I’m sure nobody at Cupertino will be losing sleep over it, but Nick’s great Mac experiment of ’07-08 is showing early signs of being officially over. My once-revered white revision 2 Macbook, having moved from “a couple of teething problems” to “inexplicably temperamental” (with a diversion to “warranty-replaced hard drive” land) has finally reached what I now believe to have always been its ultimate destination of “useless piece of crap”.
I wanted to love it, I really did. The user experience when the machine is working is absolutely second-to-none. Intuitive, smooth, streamlined, easy. But the caveat to the dumbed down user interface is that when something breaks you get very few clues as to what has actually gone wrong. Shiny shiny isn’t much help when you’re looking for an error code or some other information that might actually help you to, oh I don’t know, maybe diagnose the problem. As it is, you’re left with trying various combinations of words describing your symptoms into google, usually to find nothing but other hapless users with the same problem, and no more idea than you of how to resolve them.

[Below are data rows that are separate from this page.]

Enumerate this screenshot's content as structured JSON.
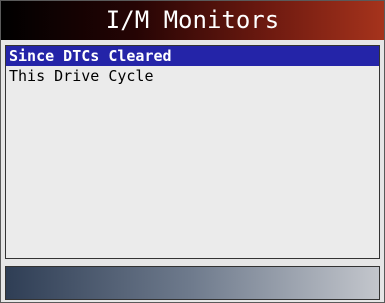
{
  "header": {
    "title": "I/M Monitors"
  },
  "menu": {
    "items": [
      {
        "label": "Since DTCs Cleared",
        "selected": true
      },
      {
        "label": "This Drive Cycle",
        "selected": false
      }
    ]
  },
  "colors": {
    "title_gradient_start": "#000000",
    "title_gradient_end": "#a6331c",
    "selection": "#2424a8",
    "background": "#e6e6e6",
    "footer_gradient_start": "#2f3e55",
    "footer_gradient_end": "#c3c6cc"
  }
}
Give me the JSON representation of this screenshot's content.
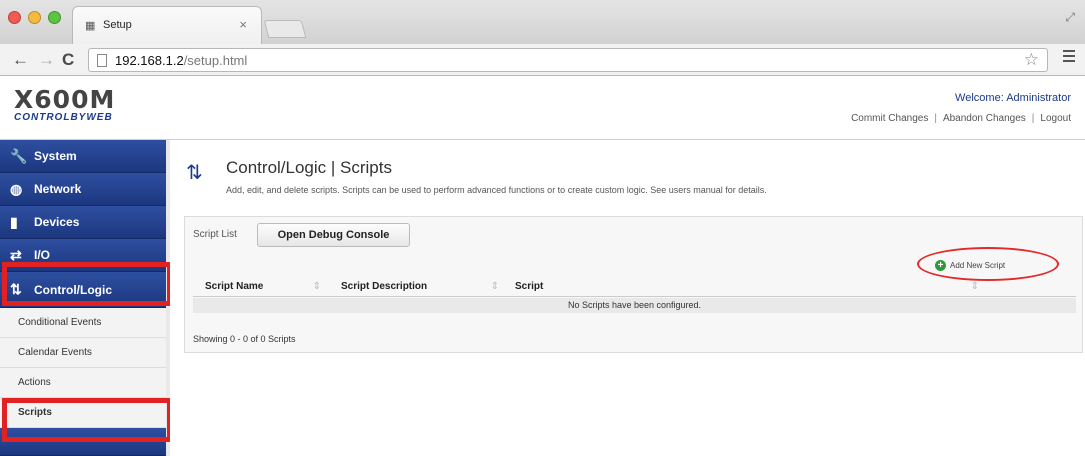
{
  "browser": {
    "tab_title": "Setup",
    "url_host": "192.168.1.2",
    "url_path": "/setup.html"
  },
  "header": {
    "logo_main": "X600M",
    "logo_sub": "CONTROLBYWEB",
    "welcome": "Welcome: Administrator",
    "links": [
      "Commit Changes",
      "Abandon Changes",
      "Logout"
    ]
  },
  "sidebar": {
    "items": [
      {
        "label": "System",
        "icon": "wrench-icon"
      },
      {
        "label": "Network",
        "icon": "globe-icon"
      },
      {
        "label": "Devices",
        "icon": "device-icon"
      },
      {
        "label": "I/O",
        "icon": "io-arrows-icon"
      },
      {
        "label": "Control/Logic",
        "icon": "logic-icon"
      }
    ],
    "subitems": [
      "Conditional Events",
      "Calendar Events",
      "Actions",
      "Scripts"
    ]
  },
  "main": {
    "title": "Control/Logic | Scripts",
    "description": "Add, edit, and delete scripts. Scripts can be used to perform advanced functions or to create custom logic. See users manual for details.",
    "panel": {
      "label": "Script List",
      "debug_button": "Open Debug Console",
      "add_button": "Add New Script",
      "columns": [
        "Script Name",
        "Script Description",
        "Script"
      ],
      "empty_message": "No Scripts have been configured.",
      "showing": "Showing 0 - 0 of 0 Scripts"
    }
  },
  "colors": {
    "accent": "#1c3780",
    "highlight": "#e22222"
  }
}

And that’s the thing – for an allegedly superior platform which, in the words of Apple’s own marketing spin, “just works”, there are an awful lot of users out there griping about their shiny machines NOT working. And not an great deal of wisdom out there to help them. So we wander through about a million different sites which regurgitate the troubleshooting mantras ”reset your PRAM” or “repair disk permissions”, and ultimately resolve on “Oh, I took it to the Apple store and they replaced my hard drive/RAM/logic board”. I applaud the no-questions hardware replacement, but why not just design and build the things to a higher standard in the first place?
Look, I never really bought in to the “just works” thing, I’m not unrealistic in my expectations, I realise that personal computers are complicated devices. But I’ve got two Dell laptops at home and they both run pretty much without a hiccup. One is six years old, and the other is NINE years old. And they’ve NEVER not worked. The Macbook has run about a year, probably about 10% of which was spent in some state of disrepair.